Accouchements forcés à l'Hôpital de Moncton : un recours collectif est déposé
L'infirmière Nicole Ruest a travaillé pour l'Hôpital de Moncton pendant 15 ans.
Photo : Instagram : nicoleruest191
Des cabinets d'avocats à Moncton et à Halifax déposent une demande de recours collectif au nom des femmes qui auraient reçu sans leur consentement le médicament ocytocine, utilisé pour accélérer un accouchement, à l'Hôpital de Moncton. Une infirmière de l'hôpital, Nicole Ruest, a été congédiée, la semaine dernière, lorsque cette affaire a éclaté au grand jour.
L'infirmière en question, qui fait l'objet d'une enquête criminelle, est visée par la poursuite, de même que le réseau de santé Horizon, qui administre l'Hôpital de Moncton.

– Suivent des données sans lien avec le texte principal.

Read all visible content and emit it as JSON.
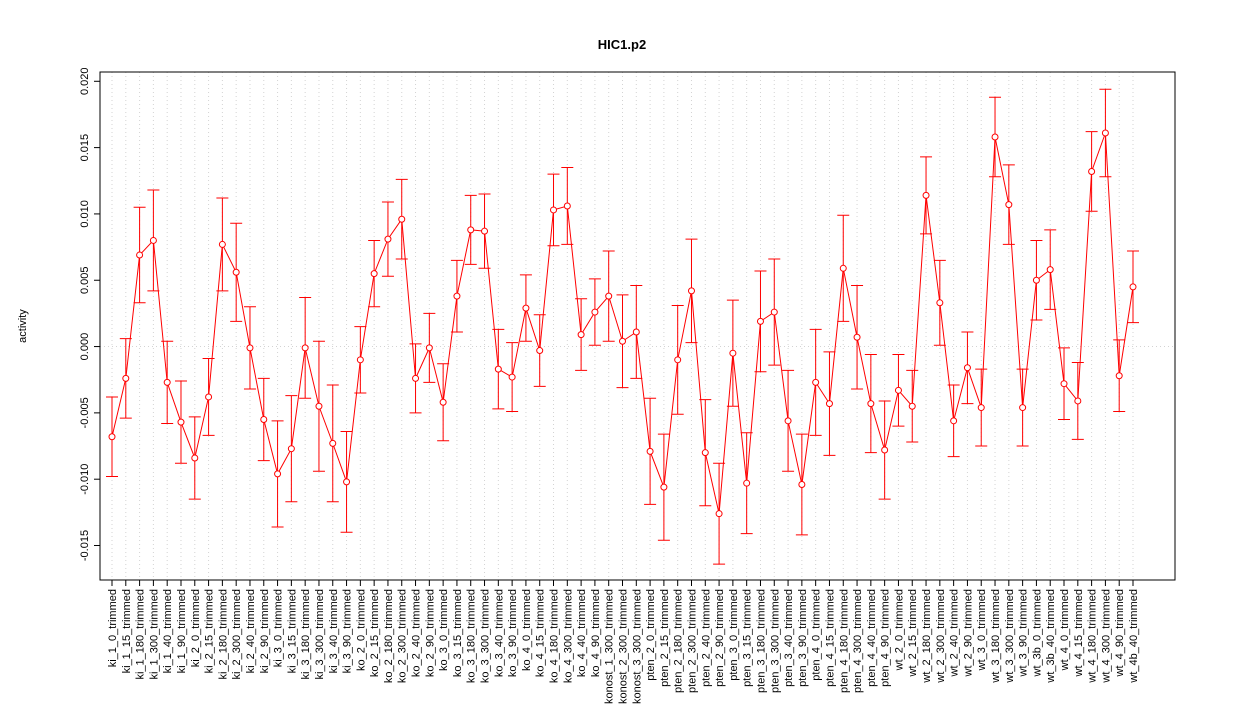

La poursuite est déposée au nom d'une mère, Jayde Scott, qui a dû subir une césarienne d'urgence après avoir reçu de l'ocytocine. Cette demande de recours collectif reste à être approuvée par les tribunaux.

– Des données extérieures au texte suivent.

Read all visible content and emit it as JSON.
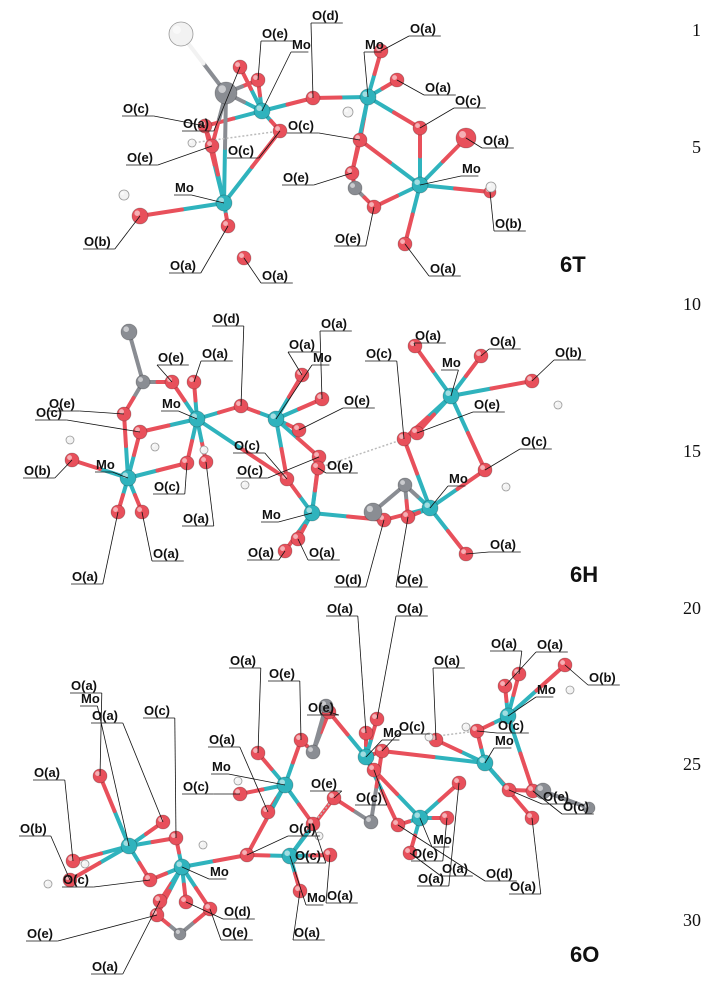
{
  "line_numbers": [
    "1",
    "5",
    "10",
    "15",
    "20",
    "25",
    "30"
  ],
  "structures": [
    {
      "title": "6T",
      "atoms": [
        {
          "el": "Mo",
          "label": "Mo"
        },
        {
          "el": "Mo",
          "label": "Mo"
        },
        {
          "el": "Mo",
          "label": "Mo"
        },
        {
          "el": "Mo",
          "label": "Mo"
        },
        {
          "el": "O",
          "label": "O(a)"
        },
        {
          "el": "O",
          "label": "O(a)"
        },
        {
          "el": "O",
          "label": "O(a)"
        },
        {
          "el": "O",
          "label": "O(a)"
        },
        {
          "el": "O",
          "label": "O(a)"
        },
        {
          "el": "O",
          "label": "O(a)"
        },
        {
          "el": "O",
          "label": "O(a)"
        },
        {
          "el": "O",
          "label": "O(b)"
        },
        {
          "el": "O",
          "label": "O(b)"
        },
        {
          "el": "O",
          "label": "O(c)"
        },
        {
          "el": "O",
          "label": "O(c)"
        },
        {
          "el": "O",
          "label": "O(c)"
        },
        {
          "el": "O",
          "label": "O(c)"
        },
        {
          "el": "O",
          "label": "O(d)"
        },
        {
          "el": "O",
          "label": "O(e)"
        },
        {
          "el": "O",
          "label": "O(e)"
        },
        {
          "el": "O",
          "label": "O(e)"
        },
        {
          "el": "O",
          "label": "O(e)"
        },
        {
          "el": "C",
          "label": ""
        },
        {
          "el": "C",
          "label": ""
        },
        {
          "el": "H",
          "label": ""
        },
        {
          "el": "H",
          "label": ""
        },
        {
          "el": "H",
          "label": ""
        },
        {
          "el": "H",
          "label": ""
        },
        {
          "el": "H",
          "label": ""
        }
      ]
    },
    {
      "title": "6H",
      "atoms": [
        {
          "el": "Mo",
          "label": "Mo"
        },
        {
          "el": "Mo",
          "label": "Mo"
        },
        {
          "el": "Mo",
          "label": "Mo"
        },
        {
          "el": "Mo",
          "label": "Mo"
        },
        {
          "el": "Mo",
          "label": "Mo"
        },
        {
          "el": "Mo",
          "label": "Mo"
        },
        {
          "el": "O",
          "label": "O(a)"
        },
        {
          "el": "O",
          "label": "O(a)"
        },
        {
          "el": "O",
          "label": "O(a)"
        },
        {
          "el": "O",
          "label": "O(a)"
        },
        {
          "el": "O",
          "label": "O(a)"
        },
        {
          "el": "O",
          "label": "O(a)"
        },
        {
          "el": "O",
          "label": "O(a)"
        },
        {
          "el": "O",
          "label": "O(a)"
        },
        {
          "el": "O",
          "label": "O(a)"
        },
        {
          "el": "O",
          "label": "O(a)"
        },
        {
          "el": "O",
          "label": "O(a)"
        },
        {
          "el": "O",
          "label": "O(b)"
        },
        {
          "el": "O",
          "label": "O(b)"
        },
        {
          "el": "O",
          "label": "O(c)"
        },
        {
          "el": "O",
          "label": "O(c)"
        },
        {
          "el": "O",
          "label": "O(c)"
        },
        {
          "el": "O",
          "label": "O(c)"
        },
        {
          "el": "O",
          "label": "O(c)"
        },
        {
          "el": "O",
          "label": "O(c)"
        },
        {
          "el": "O",
          "label": "O(d)"
        },
        {
          "el": "O",
          "label": "O(d)"
        },
        {
          "el": "O",
          "label": "O(e)"
        },
        {
          "el": "O",
          "label": "O(e)"
        },
        {
          "el": "O",
          "label": "O(e)"
        },
        {
          "el": "O",
          "label": "O(e)"
        },
        {
          "el": "O",
          "label": "O(e)"
        },
        {
          "el": "O",
          "label": "O(e)"
        },
        {
          "el": "C",
          "label": ""
        },
        {
          "el": "C",
          "label": ""
        },
        {
          "el": "C",
          "label": ""
        },
        {
          "el": "C",
          "label": ""
        },
        {
          "el": "H",
          "label": ""
        },
        {
          "el": "H",
          "label": ""
        },
        {
          "el": "H",
          "label": ""
        },
        {
          "el": "H",
          "label": ""
        },
        {
          "el": "H",
          "label": ""
        },
        {
          "el": "H",
          "label": ""
        }
      ]
    },
    {
      "title": "6O",
      "atoms": [
        {
          "el": "Mo",
          "label": "Mo"
        },
        {
          "el": "Mo",
          "label": "Mo"
        },
        {
          "el": "Mo",
          "label": "Mo"
        },
        {
          "el": "Mo",
          "label": "Mo"
        },
        {
          "el": "Mo",
          "label": "Mo"
        },
        {
          "el": "Mo",
          "label": "Mo"
        },
        {
          "el": "Mo",
          "label": "Mo"
        },
        {
          "el": "Mo",
          "label": "Mo"
        },
        {
          "el": "O",
          "label": "O(a)"
        },
        {
          "el": "O",
          "label": "O(a)"
        },
        {
          "el": "O",
          "label": "O(a)"
        },
        {
          "el": "O",
          "label": "O(a)"
        },
        {
          "el": "O",
          "label": "O(a)"
        },
        {
          "el": "O",
          "label": "O(a)"
        },
        {
          "el": "O",
          "label": "O(a)"
        },
        {
          "el": "O",
          "label": "O(a)"
        },
        {
          "el": "O",
          "label": "O(a)"
        },
        {
          "el": "O",
          "label": "O(a)"
        },
        {
          "el": "O",
          "label": "O(a)"
        },
        {
          "el": "O",
          "label": "O(a)"
        },
        {
          "el": "O",
          "label": "O(a)"
        },
        {
          "el": "O",
          "label": "O(a)"
        },
        {
          "el": "O",
          "label": "O(a)"
        },
        {
          "el": "O",
          "label": "O(a)"
        },
        {
          "el": "O",
          "label": "O(b)"
        },
        {
          "el": "O",
          "label": "O(b)"
        },
        {
          "el": "O",
          "label": "O(c)"
        },
        {
          "el": "O",
          "label": "O(c)"
        },
        {
          "el": "O",
          "label": "O(c)"
        },
        {
          "el": "O",
          "label": "O(c)"
        },
        {
          "el": "O",
          "label": "O(c)"
        },
        {
          "el": "O",
          "label": "O(c)"
        },
        {
          "el": "O",
          "label": "O(c)"
        },
        {
          "el": "O",
          "label": "O(c)"
        },
        {
          "el": "O",
          "label": "O(d)"
        },
        {
          "el": "O",
          "label": "O(d)"
        },
        {
          "el": "O",
          "label": "O(d)"
        },
        {
          "el": "O",
          "label": "O(e)"
        },
        {
          "el": "O",
          "label": "O(e)"
        },
        {
          "el": "O",
          "label": "O(e)"
        },
        {
          "el": "O",
          "label": "O(e)"
        },
        {
          "el": "O",
          "label": "O(e)"
        },
        {
          "el": "O",
          "label": "O(e)"
        },
        {
          "el": "O",
          "label": "O(e)"
        },
        {
          "el": "C",
          "label": ""
        },
        {
          "el": "C",
          "label": ""
        },
        {
          "el": "C",
          "label": ""
        },
        {
          "el": "C",
          "label": ""
        },
        {
          "el": "C",
          "label": ""
        },
        {
          "el": "C",
          "label": ""
        },
        {
          "el": "H",
          "label": ""
        },
        {
          "el": "H",
          "label": ""
        },
        {
          "el": "H",
          "label": ""
        },
        {
          "el": "H",
          "label": ""
        },
        {
          "el": "H",
          "label": ""
        },
        {
          "el": "H",
          "label": ""
        },
        {
          "el": "H",
          "label": ""
        },
        {
          "el": "H",
          "label": ""
        }
      ]
    }
  ],
  "colors": {
    "Mo": "#2fb3bd",
    "O": "#e8505b",
    "C": "#8a8d93",
    "H": "#f2f2f2",
    "bond_Mo_O_a": "#2fb3bd",
    "bond_Mo_O_b": "#e8505b",
    "leader": "#111111"
  }
}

Des dizaines de mères pourraient s'être trouvées dans la même situation que Mme Scott et pourraient ajouter leur nom à la poursuite, selon l'avocat John McKiggan, du bureau McKiggan Hebert à Halifax. Le réseau Horizon disait d'ailleurs mardi dernier avoir reçu une quarantaine d'appels de patientes inquiètes, après avoir rendu publique l'affaire.
La demande de recours collectif couvre la période qui s'étend de 2005 à 2019, au cours de laquelle Nicole Ruest a travaillé au sein du service d'obstétrique de l'établissement.
Les allégations n'ont pas été prouvées en cour.
Des accouchements difficiles
La poursuite allègue que Nicole Ruest s'est servi de sa fonction pour administrer de l'ocytocine sans leur consentement à des femmes sur le point d'accoucher. Elles auraient ainsi subi des effets indésirables comme des contractions très fortes et incontrôlées, une baisse dangereuse du rythme cardiaque de leur bébé, des césariennes d'urgence et des accouchements prématurés.
Le réseau de santé Horizon est poursuivi parce que l'Hôpital de Moncton était au courant, selon la poursuite, qu'un nombre inhabituel de césariennes y était pratiqué de même que d'accouchements au cours desquels des instruments comme des forceps devaient être utilisés. Les autorités auraient donc dû faire enquête pour tenter d'élucider ces faits, selon la poursuite.
La demande de recours vise à obtenir des excuses et un aveu de responsabilité de la part de l'Hôpital, l'établissement d'un programme de suivi pour les mères traitées par Nicole Ruest ainsi que des dommages et intérêts pour les blessures physiques et émotionnelles des présumées victimes. Le montant de ces dommages n'est pas précisé.
Accouchement d'urgence
Le document de la poursuite comprend une description de faits allégués qui se seraient produits lors de l'admission de Mme Scott à l'hôpital, le matin du 28 mars. Son obstétricienne, la Dre Erin Hemsworth, avait prévu induire l'accouchement ce jour-là. Elle a donc été branchée à une intraveineuse qui devait contenir une solution saline.
Or, cinq minutes après que cette solution lui a été administrée, Mme Scott s'est mise à avoir de fortes contractions sans interruption. Presque simultanément, les battements de coeur des bébés se sont mis à baisser dangereusement.
Mme Scott a alors subi une anesthésie générale et une césarienne d'urgence. Le lendemain, la Dre Hemsworth est venue lui expliquer que la saline utilisée pendant son accouchement avait été testée et qu'elle contenait de l'ocytocine. La médecin lui aurait alors dit que de petits trous avaient été percés dans la poche qui contenait la solution, ce qui aurait permis d'y injecter l'ocytocine. Elle aurait ajouté que l'infirmière Ruest en était responsable.
C'était très traumatisant
, a témoigné Mme Scott, en pleurs, lors d'une conférence de presse à Moncton, en compagnie de l'avocat McKiggan et de Mathieu Picard, qui représente le deuxième bureau d'avocats engagé dans la poursuite, Fidelis Law Droit de Moncton. Je ne peux pas comprendre pourquoi une personne a pu faire cela
, at-elle ajouté.
Le réseau de santé Horizon a ouvert une ligne téléphonique pour les femmes qui auraient reçu de l'ocytocine sans y avoir consenti. Il leur a aussi demandé de communiquer avec la GRC, mais s'est refusé à tout autre commentaire, puisque l'affaire fait l'objet d'une enquête criminelle. Cette enquête n'a pas pour l'instant débouché sur des accusations.